Of the timing of Facebook’s motion to dismiss, Buck says, “There’s a lot of irony here—that the whistleblower is testifying, that [Facebook was] filing this brief to the court saying we’re really not a monopoly.”
In addition to hindering individuals’ ability to communicate with one another, advocates say the server blackout harmed businesses reliant on Facebook to share information with customers. “We have food trucks who post their location on Instagram and use Facebook as a primary way of announcing where they are,” says Stacy Mitchell, co-director of the Institute for Local Self-Reliance, a national research organization that advocates against unfettered corporate growth. “Lots of businesses don’t necessarily have their own websites these days because they’re primarily relying on Facebook.”

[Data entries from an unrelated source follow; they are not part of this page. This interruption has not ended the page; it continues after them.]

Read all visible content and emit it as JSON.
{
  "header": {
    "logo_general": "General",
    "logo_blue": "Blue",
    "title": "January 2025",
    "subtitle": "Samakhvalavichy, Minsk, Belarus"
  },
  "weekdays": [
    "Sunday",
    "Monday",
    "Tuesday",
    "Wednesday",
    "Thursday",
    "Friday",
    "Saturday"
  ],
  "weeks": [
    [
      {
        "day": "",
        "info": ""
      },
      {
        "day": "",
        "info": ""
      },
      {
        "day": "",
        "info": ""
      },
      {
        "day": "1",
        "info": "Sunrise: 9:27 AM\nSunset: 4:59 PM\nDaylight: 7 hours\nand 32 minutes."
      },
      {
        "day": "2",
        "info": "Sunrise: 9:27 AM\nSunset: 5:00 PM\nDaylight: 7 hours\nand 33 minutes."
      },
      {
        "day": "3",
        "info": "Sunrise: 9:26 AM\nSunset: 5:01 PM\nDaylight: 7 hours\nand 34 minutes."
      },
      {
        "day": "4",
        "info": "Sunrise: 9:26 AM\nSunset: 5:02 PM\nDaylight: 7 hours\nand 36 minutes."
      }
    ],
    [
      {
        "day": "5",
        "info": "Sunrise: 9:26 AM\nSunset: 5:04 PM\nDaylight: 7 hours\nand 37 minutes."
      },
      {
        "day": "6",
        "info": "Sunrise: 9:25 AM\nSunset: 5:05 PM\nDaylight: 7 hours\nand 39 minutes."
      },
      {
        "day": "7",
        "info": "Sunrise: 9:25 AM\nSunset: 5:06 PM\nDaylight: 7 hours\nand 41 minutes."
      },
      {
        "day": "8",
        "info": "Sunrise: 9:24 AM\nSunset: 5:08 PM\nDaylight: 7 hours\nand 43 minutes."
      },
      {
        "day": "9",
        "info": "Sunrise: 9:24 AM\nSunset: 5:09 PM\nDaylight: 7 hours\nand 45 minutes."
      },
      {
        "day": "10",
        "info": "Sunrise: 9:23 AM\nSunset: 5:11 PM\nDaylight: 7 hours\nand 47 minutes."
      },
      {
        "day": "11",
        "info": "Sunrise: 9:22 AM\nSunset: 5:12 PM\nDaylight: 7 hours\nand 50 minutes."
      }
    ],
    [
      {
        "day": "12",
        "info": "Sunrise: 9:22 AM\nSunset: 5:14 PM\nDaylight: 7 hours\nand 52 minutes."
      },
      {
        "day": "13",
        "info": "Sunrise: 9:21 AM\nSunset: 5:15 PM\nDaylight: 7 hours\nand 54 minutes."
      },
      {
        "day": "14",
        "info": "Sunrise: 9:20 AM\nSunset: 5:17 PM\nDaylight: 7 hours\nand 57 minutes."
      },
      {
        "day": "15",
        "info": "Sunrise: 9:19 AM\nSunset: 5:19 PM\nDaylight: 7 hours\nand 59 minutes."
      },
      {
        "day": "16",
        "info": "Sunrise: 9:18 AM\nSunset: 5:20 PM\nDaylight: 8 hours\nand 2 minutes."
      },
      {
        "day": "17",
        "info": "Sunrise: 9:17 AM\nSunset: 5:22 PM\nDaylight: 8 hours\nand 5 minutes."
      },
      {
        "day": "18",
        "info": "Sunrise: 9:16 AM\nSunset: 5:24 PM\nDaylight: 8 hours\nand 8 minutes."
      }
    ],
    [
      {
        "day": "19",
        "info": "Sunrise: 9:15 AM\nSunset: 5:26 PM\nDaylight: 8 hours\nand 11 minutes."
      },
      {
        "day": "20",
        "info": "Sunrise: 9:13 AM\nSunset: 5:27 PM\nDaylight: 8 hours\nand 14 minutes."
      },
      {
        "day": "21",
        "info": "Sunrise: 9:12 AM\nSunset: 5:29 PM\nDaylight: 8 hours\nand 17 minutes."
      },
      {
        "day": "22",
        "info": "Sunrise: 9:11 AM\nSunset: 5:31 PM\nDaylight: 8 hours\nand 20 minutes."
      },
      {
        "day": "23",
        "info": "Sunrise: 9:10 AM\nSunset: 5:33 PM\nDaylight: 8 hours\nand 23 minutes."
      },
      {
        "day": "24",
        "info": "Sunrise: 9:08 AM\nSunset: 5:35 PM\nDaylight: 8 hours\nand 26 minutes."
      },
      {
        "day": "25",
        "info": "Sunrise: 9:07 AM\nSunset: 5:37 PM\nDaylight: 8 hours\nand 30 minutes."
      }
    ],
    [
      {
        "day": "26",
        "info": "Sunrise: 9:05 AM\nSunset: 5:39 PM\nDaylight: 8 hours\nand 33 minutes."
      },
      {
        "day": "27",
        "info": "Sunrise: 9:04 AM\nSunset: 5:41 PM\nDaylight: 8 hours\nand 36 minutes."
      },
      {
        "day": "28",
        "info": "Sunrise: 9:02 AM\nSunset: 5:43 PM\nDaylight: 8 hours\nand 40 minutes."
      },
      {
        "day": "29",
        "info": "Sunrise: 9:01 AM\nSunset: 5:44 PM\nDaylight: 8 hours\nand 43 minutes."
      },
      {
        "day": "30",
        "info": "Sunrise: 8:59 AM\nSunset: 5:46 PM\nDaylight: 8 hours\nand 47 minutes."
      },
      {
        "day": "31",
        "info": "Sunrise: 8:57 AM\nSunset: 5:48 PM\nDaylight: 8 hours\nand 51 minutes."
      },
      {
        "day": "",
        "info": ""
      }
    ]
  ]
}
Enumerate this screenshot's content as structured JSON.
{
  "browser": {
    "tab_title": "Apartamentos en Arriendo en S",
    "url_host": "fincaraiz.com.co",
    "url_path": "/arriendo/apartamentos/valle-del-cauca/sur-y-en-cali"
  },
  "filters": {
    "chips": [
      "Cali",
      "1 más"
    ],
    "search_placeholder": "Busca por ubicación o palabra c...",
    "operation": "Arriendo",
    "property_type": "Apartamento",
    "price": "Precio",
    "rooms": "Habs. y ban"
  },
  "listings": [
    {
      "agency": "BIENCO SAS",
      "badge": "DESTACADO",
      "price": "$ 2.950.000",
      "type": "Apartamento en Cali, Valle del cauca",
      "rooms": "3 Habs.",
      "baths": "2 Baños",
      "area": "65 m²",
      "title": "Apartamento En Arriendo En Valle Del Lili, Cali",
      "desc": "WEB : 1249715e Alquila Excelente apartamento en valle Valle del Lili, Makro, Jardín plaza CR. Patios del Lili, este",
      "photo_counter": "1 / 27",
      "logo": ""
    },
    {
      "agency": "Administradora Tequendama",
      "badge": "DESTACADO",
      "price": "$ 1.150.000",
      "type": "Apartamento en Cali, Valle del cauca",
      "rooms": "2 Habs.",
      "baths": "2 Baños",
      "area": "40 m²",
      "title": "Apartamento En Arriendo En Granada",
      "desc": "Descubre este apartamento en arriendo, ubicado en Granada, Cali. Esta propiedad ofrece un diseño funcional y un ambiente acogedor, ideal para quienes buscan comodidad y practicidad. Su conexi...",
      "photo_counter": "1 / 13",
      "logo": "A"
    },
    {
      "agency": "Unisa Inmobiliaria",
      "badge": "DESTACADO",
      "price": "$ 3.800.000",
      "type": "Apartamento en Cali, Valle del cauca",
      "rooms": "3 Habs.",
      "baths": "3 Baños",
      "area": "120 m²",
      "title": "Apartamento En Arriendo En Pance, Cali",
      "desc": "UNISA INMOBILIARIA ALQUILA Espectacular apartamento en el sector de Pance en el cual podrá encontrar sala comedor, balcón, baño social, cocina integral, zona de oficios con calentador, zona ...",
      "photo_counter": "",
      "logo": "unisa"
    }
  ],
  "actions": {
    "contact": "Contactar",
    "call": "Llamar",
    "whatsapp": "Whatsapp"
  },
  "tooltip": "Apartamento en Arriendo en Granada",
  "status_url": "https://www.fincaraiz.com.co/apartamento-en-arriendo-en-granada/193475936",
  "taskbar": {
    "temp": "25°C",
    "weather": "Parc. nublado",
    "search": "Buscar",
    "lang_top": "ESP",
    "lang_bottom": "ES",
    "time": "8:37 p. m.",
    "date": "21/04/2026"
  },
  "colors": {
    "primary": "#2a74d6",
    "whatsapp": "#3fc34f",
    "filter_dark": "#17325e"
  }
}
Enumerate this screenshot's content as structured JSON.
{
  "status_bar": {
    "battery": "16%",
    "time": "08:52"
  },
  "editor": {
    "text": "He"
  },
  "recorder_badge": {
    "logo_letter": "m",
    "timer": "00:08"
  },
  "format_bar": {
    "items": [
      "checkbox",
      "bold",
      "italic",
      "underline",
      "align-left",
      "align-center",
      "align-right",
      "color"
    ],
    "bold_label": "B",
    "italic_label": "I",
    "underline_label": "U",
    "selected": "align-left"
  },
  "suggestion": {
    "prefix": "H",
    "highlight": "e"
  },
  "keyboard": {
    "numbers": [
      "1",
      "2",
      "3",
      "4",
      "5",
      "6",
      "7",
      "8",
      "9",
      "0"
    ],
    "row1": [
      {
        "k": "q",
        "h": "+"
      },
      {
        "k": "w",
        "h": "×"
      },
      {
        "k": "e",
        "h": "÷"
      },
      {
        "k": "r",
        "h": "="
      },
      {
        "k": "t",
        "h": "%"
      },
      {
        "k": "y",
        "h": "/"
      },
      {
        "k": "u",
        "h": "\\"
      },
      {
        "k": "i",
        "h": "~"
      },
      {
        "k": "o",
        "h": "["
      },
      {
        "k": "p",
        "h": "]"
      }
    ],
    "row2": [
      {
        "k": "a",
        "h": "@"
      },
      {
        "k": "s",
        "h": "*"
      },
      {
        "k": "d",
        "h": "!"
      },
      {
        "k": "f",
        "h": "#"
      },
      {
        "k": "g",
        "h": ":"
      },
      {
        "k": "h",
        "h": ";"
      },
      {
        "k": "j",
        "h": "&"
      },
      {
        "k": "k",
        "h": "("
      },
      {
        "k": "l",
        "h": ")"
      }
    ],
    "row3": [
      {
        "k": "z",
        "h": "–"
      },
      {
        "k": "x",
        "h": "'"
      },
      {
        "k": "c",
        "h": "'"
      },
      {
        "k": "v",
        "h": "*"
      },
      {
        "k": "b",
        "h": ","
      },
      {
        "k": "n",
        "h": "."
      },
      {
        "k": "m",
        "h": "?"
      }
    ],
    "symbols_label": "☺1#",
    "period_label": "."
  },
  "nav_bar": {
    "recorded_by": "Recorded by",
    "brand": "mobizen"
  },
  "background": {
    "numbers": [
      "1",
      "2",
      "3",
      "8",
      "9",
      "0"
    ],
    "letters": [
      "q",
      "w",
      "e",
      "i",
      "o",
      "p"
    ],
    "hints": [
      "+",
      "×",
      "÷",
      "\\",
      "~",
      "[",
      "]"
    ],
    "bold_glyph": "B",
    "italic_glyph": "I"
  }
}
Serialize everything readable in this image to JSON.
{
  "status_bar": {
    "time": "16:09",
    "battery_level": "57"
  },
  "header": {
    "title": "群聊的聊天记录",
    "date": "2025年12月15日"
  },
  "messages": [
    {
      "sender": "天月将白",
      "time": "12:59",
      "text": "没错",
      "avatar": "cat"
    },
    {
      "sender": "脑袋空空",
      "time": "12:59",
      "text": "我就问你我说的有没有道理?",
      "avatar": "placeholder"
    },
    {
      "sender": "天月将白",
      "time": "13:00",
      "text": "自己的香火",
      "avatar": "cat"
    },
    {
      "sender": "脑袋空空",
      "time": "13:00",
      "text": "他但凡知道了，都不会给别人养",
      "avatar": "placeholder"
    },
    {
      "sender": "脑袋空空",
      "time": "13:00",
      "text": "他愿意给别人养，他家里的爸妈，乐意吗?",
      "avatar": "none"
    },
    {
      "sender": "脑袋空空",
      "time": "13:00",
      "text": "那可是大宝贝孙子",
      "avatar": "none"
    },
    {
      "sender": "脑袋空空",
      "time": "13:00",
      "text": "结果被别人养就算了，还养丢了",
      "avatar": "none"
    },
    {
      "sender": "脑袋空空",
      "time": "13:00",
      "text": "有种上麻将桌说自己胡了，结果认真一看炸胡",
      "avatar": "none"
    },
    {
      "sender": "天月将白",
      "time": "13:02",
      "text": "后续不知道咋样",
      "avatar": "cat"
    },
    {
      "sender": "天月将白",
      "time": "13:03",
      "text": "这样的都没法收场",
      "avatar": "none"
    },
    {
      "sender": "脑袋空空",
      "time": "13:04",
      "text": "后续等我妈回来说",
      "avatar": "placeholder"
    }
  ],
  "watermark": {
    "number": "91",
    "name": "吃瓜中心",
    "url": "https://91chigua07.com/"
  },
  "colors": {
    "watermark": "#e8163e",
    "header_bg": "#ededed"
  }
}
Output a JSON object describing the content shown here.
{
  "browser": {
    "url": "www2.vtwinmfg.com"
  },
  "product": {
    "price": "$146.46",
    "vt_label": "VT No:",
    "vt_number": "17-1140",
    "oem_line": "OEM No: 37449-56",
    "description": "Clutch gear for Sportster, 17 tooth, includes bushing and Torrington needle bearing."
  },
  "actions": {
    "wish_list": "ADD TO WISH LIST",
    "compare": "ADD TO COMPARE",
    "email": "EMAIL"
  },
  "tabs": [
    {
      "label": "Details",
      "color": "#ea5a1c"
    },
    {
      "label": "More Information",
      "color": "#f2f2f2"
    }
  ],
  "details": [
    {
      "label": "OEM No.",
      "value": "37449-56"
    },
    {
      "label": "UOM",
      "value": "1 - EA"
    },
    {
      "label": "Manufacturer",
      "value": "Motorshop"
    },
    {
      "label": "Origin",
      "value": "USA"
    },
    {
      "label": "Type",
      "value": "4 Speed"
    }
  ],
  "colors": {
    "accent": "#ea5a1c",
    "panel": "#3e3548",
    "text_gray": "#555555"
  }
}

It’s unlikely the tech malfunction on its own will persuade a judge to rule in favor of the FTC’s allegation that Facebook is monopolizing what the court calls Personal Social Networking Services, according to multiple antitrust experts. Current standards for antitrust, as interpreted by modern courts, “are so exacting and kind of pro-defendant that I don’t know if an episode like this—other than potentially informing Facebook’s market power—could have much influence on the outcome,” says Hal Singer, a leading antitrust expert, and managing director of litigation consulting firm, Econ One.
But Monday’s interruption, followed so closely by Haugen’s gripping testimony, made for a very, very bad week for Facebook—and a good week for those who have been trying to convince others it needs to be broken up.
“A couple of years ago, it seemed laughable that Congress would seriously consider breaking up these companies. It also seemed highly unlikely that Congress would reinvigorate the antitrust laws,” says Mitchell. “But every month that passes, the horizon of what is possible only extends.”